粉々に砕けて混沌としていた沙耶の胸の内は少しずつであるが形を成し、多彩な絵具で見事に色分けされつつあった。
相澤くん。あなたがこの曲を奏でているのね。私はこんな曲知らないもの。不思議と指が動いて、フルートへ送る息のタイミングも無意識。まったくもどかしい人。私はあなたの様に絵を描くことは出来ない。だから私の中に刻まれた情景を描く仕事はあなたが請け負い、あなたの中にあるメロディーを紡ぎ出す仕事はこうして私に譲ってくれているんだ。あなたは現実で楽器を奏でることは出来ないから。それなら私は身を任せる。あなたの想いが、今目の前にいる美しい人の元へ届く様に……。

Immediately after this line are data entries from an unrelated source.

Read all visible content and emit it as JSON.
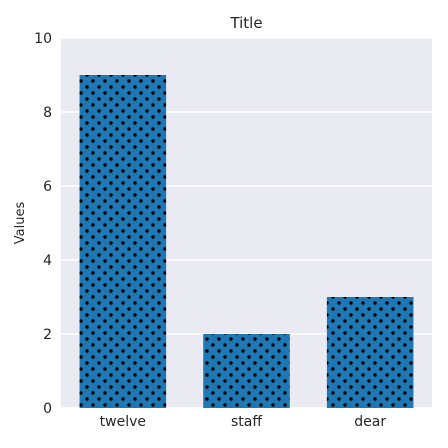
{
  "chart_data": {
    "type": "bar",
    "title": "Title",
    "xlabel": "",
    "ylabel": "Values",
    "categories": [
      "twelve",
      "staff",
      "dear"
    ],
    "values": [
      9,
      2,
      3
    ],
    "ylim": [
      0,
      10
    ],
    "yticks": [
      0,
      2,
      4,
      6,
      8,
      10
    ],
    "grid": true,
    "legend": "none",
    "colors": {
      "bar": "#1f77b4",
      "hatch_dot": "#000000",
      "plot_background": "#eaeaf2",
      "grid": "#ffffff",
      "text": "#262626"
    }
  }
}
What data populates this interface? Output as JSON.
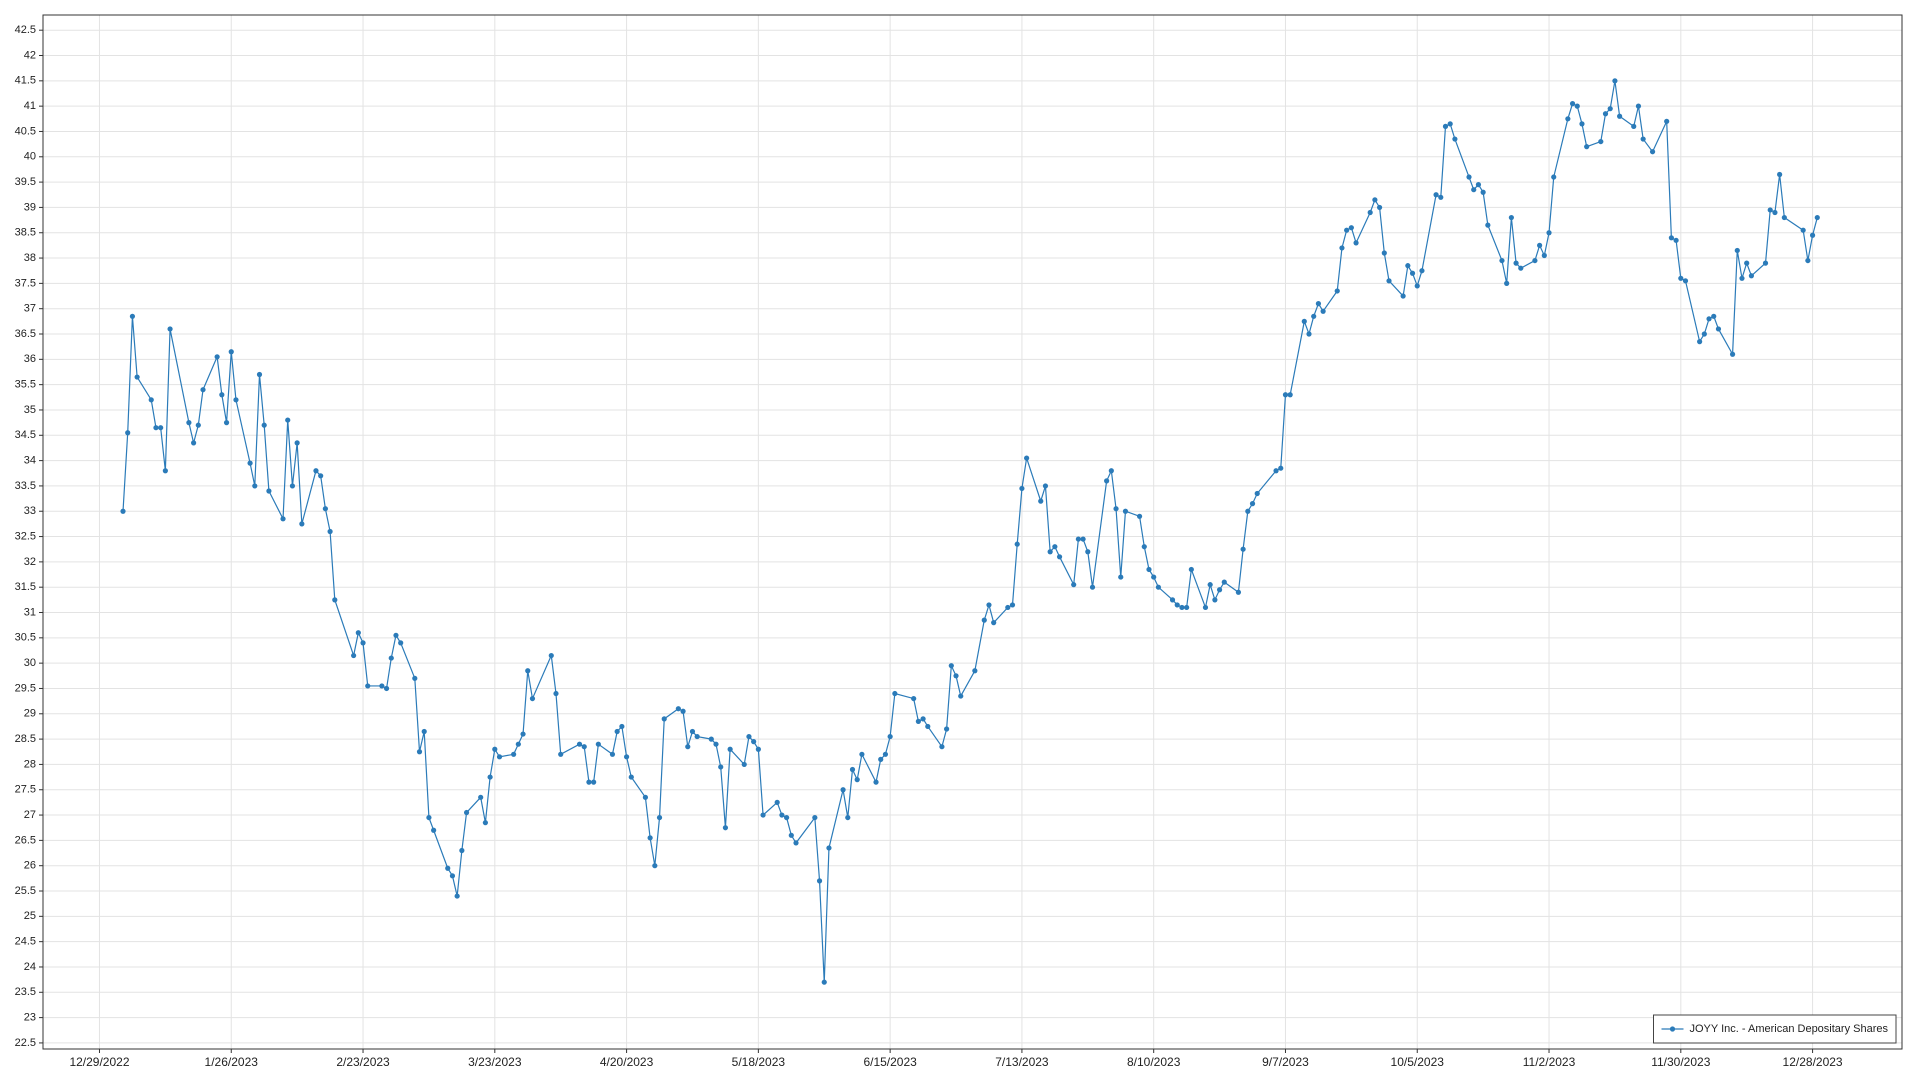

けたたましい目覚まし音が鳴り、沙耶は勢いよく飛び起きた。うつ伏せの寝相から一気に身を起こしたため、背中の筋が少しだけぴきりと痛んだ。カーテンを閉め忘れていた窓辺には朝日が零れ落ち、窓外からは鳥の囀りが聞こえている。しばらくぼんやりとした頭で枕を見下ろしていると、「ふふっ」という微かな笑い声が何処からか聞こえた気がした。
「……夢?」
ベッド脇のデスクに置いていたスマホを確認する。午前六時五十二分と表示されていた。急いでベッドから降りて姿見を覗き込むと、後頭部に酷い寝癖がついていた。昨晩、穴を掘る様に布団の中へと潜り込み、そのまま眠ってしまったツケだ。
「嘘でしょ」
絶望的な思いのまま慌てて髪に櫛を通していると、不意に手が止まるのを感じた。窓辺できらきらと光っている朝日を見詰めながら、今日が自分と相澤、そして夕莉に残された最後の日であることに気が付いた。もう一度だけ姿見に映った自分を眺め、沙耶は口を「へ」の字に結んで一息に髪を後ろで束ねた。しつこい寝癖なんかに構っていられるか。ぱちんと髪ゴムを弾かせ、皺くちゃな制服のまま中身の変わらないバッグを手に取り、一階へと続く階段を慌ただしく駆け下りていった。